Артур Кленнэм хмуро сунул бланки в карман и побрел по длинному каменному коридору и длинной каменной лестнице к выходу. У самой двери какие-то двое, оказавшись впереди, загородили ему дорогу, и он останове вился, нетерпеливо дожидаясь, когда они пройдут. Вдруг он услышал голос, который ему показался знакомым; он взглянул на говорившего и узнал мистера Миглза.
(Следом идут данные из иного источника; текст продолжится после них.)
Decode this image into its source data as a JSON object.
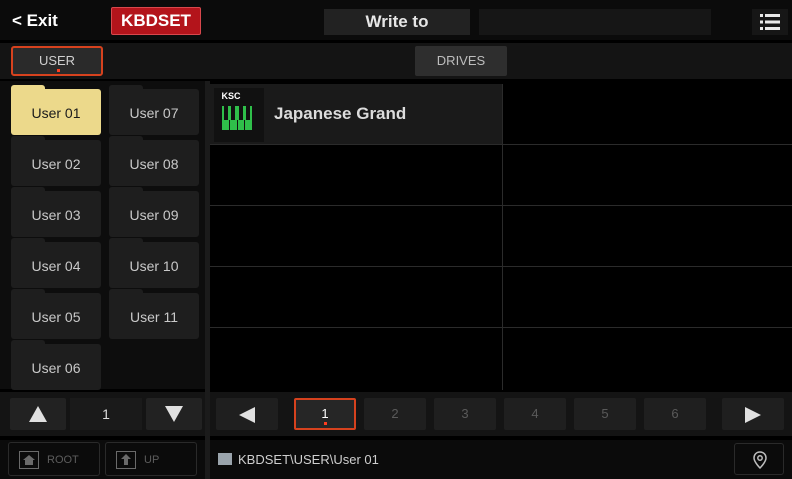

Мистер Миглз, весь красный — едва ли он приобрел такой цвет лица в путешествии — тащил за шиворот коренастого человека вполне безобидной наружности, приговаривая при этом: «Идем, идем, мошенник!» Наконец он яростным толчком распахнул дверь и чуть ли не вывалился на улицу вместе с коренастым, которого по-прежнему держал за шиворот.
При виде столь необычного зрелища, Артур так и застыл на месте и только обменивался удивленными взглядами со швейцаром. Впрочем, он тут же пришел в себя, выбежал на улицу и увидел мистера Миглза, мирно удалявшегося бок о бок со своим недругом. Быстро нагнав их, Артур тронул мистера Миглза за плечо. Тот сердито обернулся, но, узнав недавнего дорожного спутника, сразу просиял.
— Здравствуйте, здравствуйте, — говорил мистер Миглз, с чувством пожимая ему руку. — Как поживаете? А я только что снова вернулся из-за границы. Душевно рад вас видеть!
— А я счастлив видеть вас.
— Ну спасибо на добром слове.
— Миссис Миглз и ваша дочь…
— Здоровы и благополучны, — сказал мистер Миглз. — Только лучше бы нам повстречаться позже, когда я немножечко остыну.
Хотя день был далеко не жаркий, мистер Миглз находился в столь разгоряченном состоянии, что даже привлекал к себе взгляды прохожих, особенно когда прислонился к железной решетке, снял шляпу, развязал галстук и в полном пренебрежении к общественному мнению принялся вытирать распаренное лицо и лысину, красные уши и красную шею.
— Уфф! — сказал он, снова приведя в порядок свой туалет. — Ну вот, теперь я поостыл и мне легче.
— Вы чем-то раздражены, мистер Миглз. Что случилось?
— А вот погодите, я вам расскажу. Есть у вас немного свободного времени?
— Сколько угодно.
— Так давайте пройдемся по парку. Да, да, смотрите на него, смотрите! — Мистер Миглз перехватил взгляд, брошенный Артуром на преступника, которого он так гневно тащил за шиворот несколько минут тому назад. — На него стоит посмотреть.
Но ничего примечательного нельзя было усмотреть в этом человеке, ни ростом, ни одеждой не выделявшемся из толпы. Он был невысок и коренаст, с деловитой повадкой, волосы его были сильно тронуты сединой, а на лбу и щеках раздумье проложило глубокие складки, словно резанные по твердому дереву. На нем было приличное черное платье, чуть порыжевшее на швах, и по всему виду его можно было принять за умельца-мастерового. Слушая аттестацию, которую ему давал мистер Миглз, он все время вертел в руках футляр от очков, делая это с тем особым движением большого пальца, которое свойственно лишь руке, привыкшей держать инструмент.
— И вы тоже ступайте с нами, — сказал мистер Миглз грозно. — Я вас сейчас представлю. Ну, марш!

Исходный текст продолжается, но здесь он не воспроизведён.